Three vehicles sat in front of him. Mary Dove’s pickup truck, Dorion’s Pathfinder.

And a blue SUV with Oregon plates.

The vehicle that Tony had seen arrive at and leave the Compound, after scoring Mary Dove’s destination.

No! Margaret had found her prey!

He pulled the camper to the side of the lot and pushed outside fast.

Time was the critical factor now, not subtlety.

Mary Dove and Dorion each had separate rooms but only one that showed activity—shadows moving across the curtains.

He hurried to this door.

A deep breath. Hand on his pistol’s grip.

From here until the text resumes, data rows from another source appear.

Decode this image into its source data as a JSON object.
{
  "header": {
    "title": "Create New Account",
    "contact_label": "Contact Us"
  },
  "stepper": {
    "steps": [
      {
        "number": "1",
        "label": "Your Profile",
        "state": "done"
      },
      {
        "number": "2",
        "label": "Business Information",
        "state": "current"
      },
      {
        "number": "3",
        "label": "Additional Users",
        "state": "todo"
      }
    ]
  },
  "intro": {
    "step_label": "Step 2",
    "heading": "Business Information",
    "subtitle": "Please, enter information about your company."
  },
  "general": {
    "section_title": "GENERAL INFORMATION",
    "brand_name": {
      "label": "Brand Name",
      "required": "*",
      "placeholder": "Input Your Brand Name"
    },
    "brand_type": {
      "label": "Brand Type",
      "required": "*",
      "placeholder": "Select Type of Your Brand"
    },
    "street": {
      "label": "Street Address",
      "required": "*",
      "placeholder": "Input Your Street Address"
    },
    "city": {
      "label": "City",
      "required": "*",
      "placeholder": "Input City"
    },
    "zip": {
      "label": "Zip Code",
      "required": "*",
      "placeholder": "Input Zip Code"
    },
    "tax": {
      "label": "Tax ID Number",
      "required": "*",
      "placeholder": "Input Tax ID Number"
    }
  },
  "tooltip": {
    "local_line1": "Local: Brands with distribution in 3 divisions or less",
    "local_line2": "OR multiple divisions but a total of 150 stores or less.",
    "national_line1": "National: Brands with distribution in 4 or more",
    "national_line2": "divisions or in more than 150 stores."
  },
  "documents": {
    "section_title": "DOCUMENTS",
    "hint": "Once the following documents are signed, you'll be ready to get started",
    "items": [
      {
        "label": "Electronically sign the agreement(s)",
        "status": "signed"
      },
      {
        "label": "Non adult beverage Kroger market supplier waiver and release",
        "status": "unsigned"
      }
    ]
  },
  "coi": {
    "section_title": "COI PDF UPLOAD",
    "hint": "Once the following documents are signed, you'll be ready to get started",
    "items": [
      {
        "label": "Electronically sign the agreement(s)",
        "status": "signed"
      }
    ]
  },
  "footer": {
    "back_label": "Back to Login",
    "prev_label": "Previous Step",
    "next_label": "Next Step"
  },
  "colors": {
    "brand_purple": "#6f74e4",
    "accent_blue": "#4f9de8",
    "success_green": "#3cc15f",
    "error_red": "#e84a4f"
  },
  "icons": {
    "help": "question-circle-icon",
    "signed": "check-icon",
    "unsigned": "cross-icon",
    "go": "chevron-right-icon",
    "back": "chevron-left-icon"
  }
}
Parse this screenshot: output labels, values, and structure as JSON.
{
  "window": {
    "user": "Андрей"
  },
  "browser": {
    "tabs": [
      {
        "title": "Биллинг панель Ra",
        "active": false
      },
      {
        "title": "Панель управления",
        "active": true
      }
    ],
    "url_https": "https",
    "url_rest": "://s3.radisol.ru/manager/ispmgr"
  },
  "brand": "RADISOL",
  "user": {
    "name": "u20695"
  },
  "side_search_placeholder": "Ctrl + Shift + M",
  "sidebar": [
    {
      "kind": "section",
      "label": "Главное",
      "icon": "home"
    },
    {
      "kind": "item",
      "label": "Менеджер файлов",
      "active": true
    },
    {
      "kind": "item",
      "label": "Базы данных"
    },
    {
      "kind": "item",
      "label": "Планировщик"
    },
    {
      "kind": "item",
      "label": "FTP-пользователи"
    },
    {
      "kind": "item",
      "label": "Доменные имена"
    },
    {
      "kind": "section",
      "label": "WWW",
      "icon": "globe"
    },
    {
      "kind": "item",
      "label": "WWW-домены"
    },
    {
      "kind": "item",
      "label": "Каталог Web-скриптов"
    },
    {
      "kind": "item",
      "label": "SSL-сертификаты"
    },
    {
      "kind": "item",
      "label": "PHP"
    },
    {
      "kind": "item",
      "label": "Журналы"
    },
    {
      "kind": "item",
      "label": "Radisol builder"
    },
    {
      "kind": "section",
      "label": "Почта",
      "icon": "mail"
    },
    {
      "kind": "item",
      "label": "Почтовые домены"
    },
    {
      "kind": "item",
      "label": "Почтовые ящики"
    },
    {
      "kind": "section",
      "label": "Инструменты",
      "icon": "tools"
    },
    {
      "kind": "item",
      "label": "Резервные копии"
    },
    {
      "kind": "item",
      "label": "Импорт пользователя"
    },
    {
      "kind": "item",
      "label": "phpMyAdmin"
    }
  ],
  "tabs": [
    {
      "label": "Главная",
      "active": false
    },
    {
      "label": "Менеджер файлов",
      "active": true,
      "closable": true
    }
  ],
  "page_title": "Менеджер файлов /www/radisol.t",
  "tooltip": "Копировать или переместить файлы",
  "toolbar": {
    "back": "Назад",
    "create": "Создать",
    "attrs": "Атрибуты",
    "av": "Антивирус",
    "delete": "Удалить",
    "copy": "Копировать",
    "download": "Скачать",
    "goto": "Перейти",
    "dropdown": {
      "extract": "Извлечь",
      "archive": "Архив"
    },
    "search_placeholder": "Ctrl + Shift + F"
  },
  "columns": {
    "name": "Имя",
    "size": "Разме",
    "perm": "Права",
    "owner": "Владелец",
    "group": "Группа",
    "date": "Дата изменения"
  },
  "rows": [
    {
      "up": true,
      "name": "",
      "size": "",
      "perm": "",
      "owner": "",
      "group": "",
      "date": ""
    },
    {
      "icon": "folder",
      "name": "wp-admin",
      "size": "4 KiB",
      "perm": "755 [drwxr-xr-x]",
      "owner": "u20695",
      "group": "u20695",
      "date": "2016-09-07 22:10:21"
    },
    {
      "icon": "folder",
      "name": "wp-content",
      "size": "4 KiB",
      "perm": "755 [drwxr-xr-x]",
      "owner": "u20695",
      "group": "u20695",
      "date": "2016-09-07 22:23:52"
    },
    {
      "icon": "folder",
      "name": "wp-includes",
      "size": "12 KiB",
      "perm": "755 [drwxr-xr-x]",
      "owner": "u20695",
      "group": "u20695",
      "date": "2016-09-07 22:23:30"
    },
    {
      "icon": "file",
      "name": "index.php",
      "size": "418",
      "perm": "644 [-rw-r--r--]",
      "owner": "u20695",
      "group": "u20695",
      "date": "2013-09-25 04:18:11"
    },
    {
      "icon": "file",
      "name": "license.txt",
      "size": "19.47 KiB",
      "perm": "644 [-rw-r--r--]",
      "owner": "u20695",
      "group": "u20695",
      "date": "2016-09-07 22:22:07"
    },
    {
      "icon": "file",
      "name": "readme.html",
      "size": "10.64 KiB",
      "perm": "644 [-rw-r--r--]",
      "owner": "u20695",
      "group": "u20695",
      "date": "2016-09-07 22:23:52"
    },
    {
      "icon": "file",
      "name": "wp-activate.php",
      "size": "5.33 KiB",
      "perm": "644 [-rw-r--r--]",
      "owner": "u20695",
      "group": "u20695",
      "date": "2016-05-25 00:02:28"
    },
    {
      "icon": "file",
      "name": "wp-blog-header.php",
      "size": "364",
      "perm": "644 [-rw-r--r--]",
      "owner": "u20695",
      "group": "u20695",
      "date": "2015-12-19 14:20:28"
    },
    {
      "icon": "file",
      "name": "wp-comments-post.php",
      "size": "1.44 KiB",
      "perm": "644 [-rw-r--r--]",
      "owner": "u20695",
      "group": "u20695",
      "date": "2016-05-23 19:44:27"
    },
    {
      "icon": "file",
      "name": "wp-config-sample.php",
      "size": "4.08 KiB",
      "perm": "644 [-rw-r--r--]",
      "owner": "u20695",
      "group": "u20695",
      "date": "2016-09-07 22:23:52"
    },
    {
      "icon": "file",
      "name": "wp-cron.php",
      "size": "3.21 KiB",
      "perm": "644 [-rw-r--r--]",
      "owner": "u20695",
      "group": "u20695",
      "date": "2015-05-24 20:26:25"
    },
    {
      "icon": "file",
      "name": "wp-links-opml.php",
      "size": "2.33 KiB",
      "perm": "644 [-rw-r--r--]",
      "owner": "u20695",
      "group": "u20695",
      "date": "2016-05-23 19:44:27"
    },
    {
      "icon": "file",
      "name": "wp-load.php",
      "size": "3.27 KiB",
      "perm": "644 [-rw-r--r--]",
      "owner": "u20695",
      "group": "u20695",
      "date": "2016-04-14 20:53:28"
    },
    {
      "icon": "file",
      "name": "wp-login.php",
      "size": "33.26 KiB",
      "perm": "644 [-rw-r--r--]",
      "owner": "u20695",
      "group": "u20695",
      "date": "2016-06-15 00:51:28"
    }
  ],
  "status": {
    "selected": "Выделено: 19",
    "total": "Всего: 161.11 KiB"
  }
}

Then he pounded hard. “Open up. Now.”

Sounding like a police officer.

It seemed a strategic role to play at the moment. And he could think of nothing else to do. Motel doors are far harder to kick down than most people think.

The door swung open. Mary Dove stood there, frowning. “Oh, Colter. That was dramatic.”

Dropping his hand, he looked past her. Dorion sat in one of the cheap armchairs and in the other was the older woman he’d seen outside the Public Safety Office talking with his mother and Mrs. Petaluma. She now glanced at him and offered a pleasant smile.

He took an instinctive glance around the room.

There was no one else.

Shaw tugged his jacket close to hide his weapon.

Dorion gave him a complicated look.

Mary Dove closed the door. “Colter, I’d like you to meet someone.” She nodded to the older woman. “This is Margaret Evans.” A brief pause, and a smile. “Your half-sister.”